Donald Trump hat seine künftige Air Force One der Öffentlichkeit vorgestellt und dabei kein Lob gespart. Der neue Luxus-Flieger sei „alles vom Feinsten“, schwärmte der ehemalige US-Präsident bei der Präsentation. Besonders die Verarbeitung habe es ihm angetan. Trump dankte ausdrücklich dem Emir von Katar für dessen Unterstützung bei dem Projekt.

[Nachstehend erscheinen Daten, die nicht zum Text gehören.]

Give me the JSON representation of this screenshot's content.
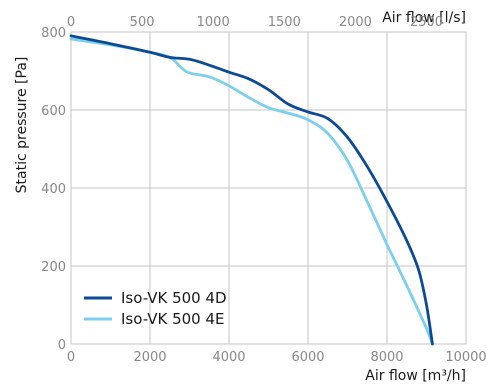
{
  "chart_data": {
    "type": "line",
    "xlabel_bottom": "Air flow [m³/h]",
    "xlabel_top": "Air flow [l/s]",
    "ylabel": "Static pressure [Pa]",
    "xlim": [
      0,
      10000
    ],
    "xlim_top": [
      0,
      2777.78
    ],
    "ylim": [
      0,
      800
    ],
    "x_ticks": [
      0,
      2000,
      4000,
      6000,
      8000,
      10000
    ],
    "x_top_ticks": [
      0,
      500,
      1000,
      1500,
      2000,
      2500
    ],
    "y_ticks": [
      0,
      200,
      400,
      600,
      800
    ],
    "grid": true,
    "legend_position": "bottom-left",
    "series": [
      {
        "name": "Iso-VK 500 4D",
        "color": "#0d4a94",
        "x": [
          0,
          1000,
          2000,
          2500,
          3000,
          3500,
          4000,
          4500,
          5000,
          5500,
          6000,
          6500,
          7000,
          7500,
          8000,
          8500,
          8800,
          9000,
          9150
        ],
        "y": [
          790,
          770,
          748,
          735,
          730,
          715,
          697,
          680,
          652,
          615,
          595,
          578,
          530,
          455,
          365,
          265,
          190,
          100,
          0
        ]
      },
      {
        "name": "Iso-VK 500 4E",
        "color": "#7ccfee",
        "x": [
          0,
          1000,
          2000,
          2500,
          2800,
          3000,
          3500,
          4000,
          4500,
          5000,
          5500,
          6000,
          6500,
          7000,
          7500,
          8000,
          8500,
          9000,
          9150
        ],
        "y": [
          782,
          767,
          748,
          735,
          708,
          695,
          685,
          662,
          632,
          606,
          592,
          575,
          540,
          470,
          365,
          255,
          150,
          40,
          0
        ]
      }
    ]
  }
}
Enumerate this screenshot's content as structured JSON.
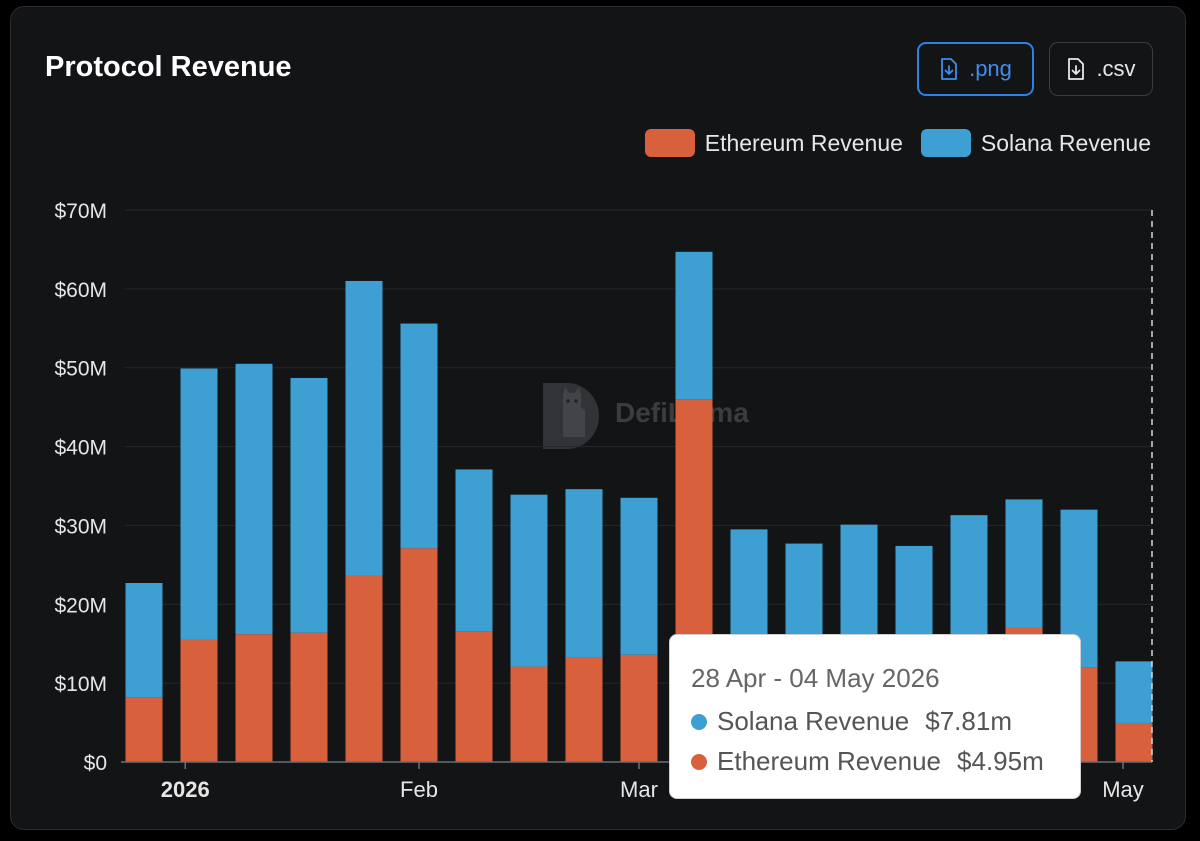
{
  "header": {
    "title": "Protocol Revenue",
    "png_label": ".png",
    "csv_label": ".csv"
  },
  "watermark": {
    "text": "DefiLlama"
  },
  "colors": {
    "ethereum": "#d9603c",
    "solana": "#3ea0d2",
    "accent": "#2f7fe6"
  },
  "chart_data": {
    "type": "bar",
    "stacked": true,
    "x_ticks": [
      {
        "label": "2026",
        "index": 0.75,
        "bold": true
      },
      {
        "label": "Feb",
        "index": 5.0,
        "bold": false
      },
      {
        "label": "Mar",
        "index": 9.0,
        "bold": false
      },
      {
        "label": "May",
        "index": 17.8,
        "bold": false
      }
    ],
    "y_ticks": [
      "$0",
      "$10M",
      "$20M",
      "$30M",
      "$40M",
      "$50M",
      "$60M",
      "$70M"
    ],
    "ylim": [
      0,
      70
    ],
    "grid": true,
    "legend_position": "top-right",
    "series": [
      {
        "name": "Ethereum Revenue",
        "color": "#d9603c",
        "values": [
          8.2,
          15.6,
          16.2,
          16.4,
          23.6,
          27.1,
          16.6,
          12.1,
          13.2,
          13.6,
          46.0,
          10.5,
          9.5,
          10.0,
          9.0,
          10.0,
          17.0,
          12.0,
          4.95
        ]
      },
      {
        "name": "Solana Revenue",
        "color": "#3ea0d2",
        "values": [
          14.5,
          34.3,
          34.3,
          32.3,
          37.4,
          28.5,
          20.5,
          21.8,
          21.4,
          19.9,
          18.7,
          19.0,
          18.2,
          20.1,
          18.4,
          21.3,
          16.3,
          20.0,
          7.81
        ]
      }
    ]
  },
  "tooltip": {
    "date": "28 Apr - 04 May 2026",
    "rows": [
      {
        "label": "Solana Revenue",
        "value": "$7.81m",
        "color": "#3ea0d2"
      },
      {
        "label": "Ethereum Revenue",
        "value": "$4.95m",
        "color": "#d9603c"
      }
    ]
  }
}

Präsentation mit viel Pomp
Die Enthüllung des neuen Regierungsflugzeugs fand im Rahmen einer feierlichen Zeremonie statt. Trump zeigte sich sichtlich beeindruckt von den Details des Innenraums, der mit edlen Materialien und modernster Technik ausgestattet ist. Der Flieger soll künftig als offizielles Transportmittel des US-Präsidenten dienen und die bisherige Air Force One ersetzen.
Kritik an den Kosten
Während Trump die Maschine lobte, regte sich zeitgleich Kritik an den hohen Kosten des Projekts. Kritiker werfen dem Ex-Präsidenten vor, Steuergelder für Luxus auszugeben. Trump wies diese Vorwürfe zurück und betonte, dass der Flieger den höchsten Sicherheits- und Komfortstandards entspreche.
Dank an Katar
In seiner Rede bedankte sich Trump mehrfach beim Emir von Katar, der offenbar eine Schlüsselrolle bei der Finanzierung oder Beschaffung der Maschine gespielt hatte. Details zur genauen Beteiligung Katars wurden nicht genannt. Trump bezeichnete die Zusammenarbeit als „hervorragend“ und lobte die „großzügige Unterstützung“ des Golfstaats.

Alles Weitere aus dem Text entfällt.